Falling in line: news media and public health response during the 2009 H1N1 outbreak in Canada

Abstract

I show how the high profile media story of a pandemic outbreak was a product of active societal agents and forces that fed off each other to shape, generate and exploit crises. Using media articles and interviews with public health leaders, public relations practitioners, and journalists who covered the 2009 H1N1 story in Canada, I combine media and communications studies, cultural studies and science and technology studies to explore how relevant social actors–in this case members of the media and public health officials–constructed the H1N1 pandemic as a public health crisis. I argue that the media used the circumstance of widespread health danger to invigorate their role and importance in the public sphere, to produce what they saw as sound discourse for the public, whom they believed were eager for balanced and objective information.
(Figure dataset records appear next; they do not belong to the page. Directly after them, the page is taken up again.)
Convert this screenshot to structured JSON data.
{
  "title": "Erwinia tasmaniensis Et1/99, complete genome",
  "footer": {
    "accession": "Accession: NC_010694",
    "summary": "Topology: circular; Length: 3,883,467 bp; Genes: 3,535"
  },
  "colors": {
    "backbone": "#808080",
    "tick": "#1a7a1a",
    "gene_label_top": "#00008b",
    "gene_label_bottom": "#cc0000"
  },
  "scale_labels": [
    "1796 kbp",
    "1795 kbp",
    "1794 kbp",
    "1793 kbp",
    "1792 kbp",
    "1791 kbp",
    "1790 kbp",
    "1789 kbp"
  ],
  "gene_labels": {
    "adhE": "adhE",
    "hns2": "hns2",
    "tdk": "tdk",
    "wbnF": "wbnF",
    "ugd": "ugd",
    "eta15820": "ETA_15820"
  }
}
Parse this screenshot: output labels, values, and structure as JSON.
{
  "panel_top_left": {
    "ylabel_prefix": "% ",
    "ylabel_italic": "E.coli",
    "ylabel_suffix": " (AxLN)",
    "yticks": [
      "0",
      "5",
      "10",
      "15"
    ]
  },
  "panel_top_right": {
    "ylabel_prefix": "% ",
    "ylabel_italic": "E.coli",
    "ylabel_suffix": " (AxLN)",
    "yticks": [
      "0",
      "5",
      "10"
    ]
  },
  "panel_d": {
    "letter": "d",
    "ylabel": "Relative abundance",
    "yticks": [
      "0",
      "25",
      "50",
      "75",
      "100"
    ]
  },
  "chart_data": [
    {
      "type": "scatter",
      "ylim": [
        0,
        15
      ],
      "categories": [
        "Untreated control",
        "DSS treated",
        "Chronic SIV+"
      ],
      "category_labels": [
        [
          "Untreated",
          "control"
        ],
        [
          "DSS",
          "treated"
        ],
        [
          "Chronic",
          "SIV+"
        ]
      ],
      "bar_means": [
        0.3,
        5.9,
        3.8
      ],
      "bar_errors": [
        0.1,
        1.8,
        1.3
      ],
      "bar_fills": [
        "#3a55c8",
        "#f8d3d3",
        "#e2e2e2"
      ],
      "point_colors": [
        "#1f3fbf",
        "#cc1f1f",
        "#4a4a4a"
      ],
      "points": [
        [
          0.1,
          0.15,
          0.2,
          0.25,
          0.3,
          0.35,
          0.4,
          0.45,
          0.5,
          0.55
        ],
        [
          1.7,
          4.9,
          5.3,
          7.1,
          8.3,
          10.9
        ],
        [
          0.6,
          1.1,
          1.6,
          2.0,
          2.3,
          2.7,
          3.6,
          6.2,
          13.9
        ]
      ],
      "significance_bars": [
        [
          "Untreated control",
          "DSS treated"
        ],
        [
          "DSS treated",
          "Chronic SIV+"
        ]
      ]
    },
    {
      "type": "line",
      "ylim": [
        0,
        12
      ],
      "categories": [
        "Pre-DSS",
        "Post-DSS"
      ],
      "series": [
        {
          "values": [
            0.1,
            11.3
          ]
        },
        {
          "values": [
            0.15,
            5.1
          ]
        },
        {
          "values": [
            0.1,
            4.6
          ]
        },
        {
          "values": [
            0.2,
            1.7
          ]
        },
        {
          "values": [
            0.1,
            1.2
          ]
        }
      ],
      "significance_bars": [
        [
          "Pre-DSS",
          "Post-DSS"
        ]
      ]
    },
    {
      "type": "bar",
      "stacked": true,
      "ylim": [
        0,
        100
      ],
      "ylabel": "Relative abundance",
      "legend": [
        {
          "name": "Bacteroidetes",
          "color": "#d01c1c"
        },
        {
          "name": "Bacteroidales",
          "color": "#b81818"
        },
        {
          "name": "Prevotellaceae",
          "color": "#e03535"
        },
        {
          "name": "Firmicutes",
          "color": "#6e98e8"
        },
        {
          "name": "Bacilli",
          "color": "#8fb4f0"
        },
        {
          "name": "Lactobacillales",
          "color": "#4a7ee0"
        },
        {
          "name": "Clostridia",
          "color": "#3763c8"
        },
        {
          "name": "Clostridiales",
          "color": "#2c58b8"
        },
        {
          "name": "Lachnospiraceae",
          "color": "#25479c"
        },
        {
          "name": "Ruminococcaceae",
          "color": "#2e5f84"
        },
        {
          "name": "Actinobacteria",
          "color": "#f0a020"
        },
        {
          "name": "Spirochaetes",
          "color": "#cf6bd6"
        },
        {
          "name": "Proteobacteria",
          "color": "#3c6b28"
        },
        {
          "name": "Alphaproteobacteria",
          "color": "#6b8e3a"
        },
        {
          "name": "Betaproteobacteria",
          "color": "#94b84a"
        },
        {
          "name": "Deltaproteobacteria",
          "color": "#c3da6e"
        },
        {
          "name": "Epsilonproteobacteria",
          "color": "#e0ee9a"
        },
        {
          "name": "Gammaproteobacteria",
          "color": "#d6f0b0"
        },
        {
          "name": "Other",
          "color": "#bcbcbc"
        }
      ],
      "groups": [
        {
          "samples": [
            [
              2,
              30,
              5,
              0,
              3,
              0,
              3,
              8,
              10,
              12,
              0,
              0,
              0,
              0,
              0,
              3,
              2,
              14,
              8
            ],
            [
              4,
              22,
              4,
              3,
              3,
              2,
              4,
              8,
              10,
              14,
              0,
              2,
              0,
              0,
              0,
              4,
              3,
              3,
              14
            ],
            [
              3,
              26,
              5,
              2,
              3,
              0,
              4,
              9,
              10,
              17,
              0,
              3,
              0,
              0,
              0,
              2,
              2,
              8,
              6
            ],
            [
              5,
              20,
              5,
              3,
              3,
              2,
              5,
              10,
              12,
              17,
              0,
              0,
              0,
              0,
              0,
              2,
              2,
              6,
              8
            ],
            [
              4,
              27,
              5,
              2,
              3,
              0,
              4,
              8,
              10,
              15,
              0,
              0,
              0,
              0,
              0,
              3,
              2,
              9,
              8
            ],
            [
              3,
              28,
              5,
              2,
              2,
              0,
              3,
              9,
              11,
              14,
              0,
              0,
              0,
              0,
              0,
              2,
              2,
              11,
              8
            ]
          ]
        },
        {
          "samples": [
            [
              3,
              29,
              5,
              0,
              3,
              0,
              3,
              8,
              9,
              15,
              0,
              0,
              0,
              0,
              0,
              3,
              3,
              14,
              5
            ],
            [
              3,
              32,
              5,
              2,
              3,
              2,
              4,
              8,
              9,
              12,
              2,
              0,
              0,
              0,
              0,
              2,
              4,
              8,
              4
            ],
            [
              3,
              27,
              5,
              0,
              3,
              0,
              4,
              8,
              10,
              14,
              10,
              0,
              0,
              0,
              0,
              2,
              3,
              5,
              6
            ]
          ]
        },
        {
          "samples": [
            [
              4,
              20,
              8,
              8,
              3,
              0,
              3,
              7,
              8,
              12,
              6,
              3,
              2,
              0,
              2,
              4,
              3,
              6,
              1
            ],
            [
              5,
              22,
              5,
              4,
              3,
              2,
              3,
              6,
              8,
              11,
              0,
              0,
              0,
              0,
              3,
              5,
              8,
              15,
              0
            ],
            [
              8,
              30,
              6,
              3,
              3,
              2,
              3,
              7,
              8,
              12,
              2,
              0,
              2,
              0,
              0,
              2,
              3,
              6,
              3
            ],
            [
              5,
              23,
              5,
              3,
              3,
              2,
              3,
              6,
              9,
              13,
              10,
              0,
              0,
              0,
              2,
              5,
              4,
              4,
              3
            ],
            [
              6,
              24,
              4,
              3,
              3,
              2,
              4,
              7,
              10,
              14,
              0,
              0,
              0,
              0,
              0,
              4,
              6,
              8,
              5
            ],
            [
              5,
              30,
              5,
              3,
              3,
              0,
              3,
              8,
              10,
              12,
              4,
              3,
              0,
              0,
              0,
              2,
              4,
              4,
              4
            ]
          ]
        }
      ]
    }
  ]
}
In doing so, the media promoted the idea of their audiences being bound together in bodily risk, and I argue that this tendency encouraged the idea of “biological citizenship” to create value in their news stories. I also contend that public health officials set up critical limitations by failing to recognize the news media as a complex mediator. The media response included strong elements of this failure. Public health and state leaders thought that journalists and their work could be controlled, yet had few tools to constrain the media or transmit a version of their messages. A breakdown in the management of the crisis ensued. Finally, I describe how public health and the media furthered a discourse that an ill and endangered body could be made resilient by a restored nation. This argument came to life with the H1N1 pandemic, when stability hinged on a nationalist frame and the population was invited to find comfort by sharing ways to reduce the global and invisible threat. I conclude by suggesting alternative approaches to the use of the news media in public health work, arguing that the extreme volume and intensity of media coverage during this outbreak should act as the catalyst for new thinking and approaches.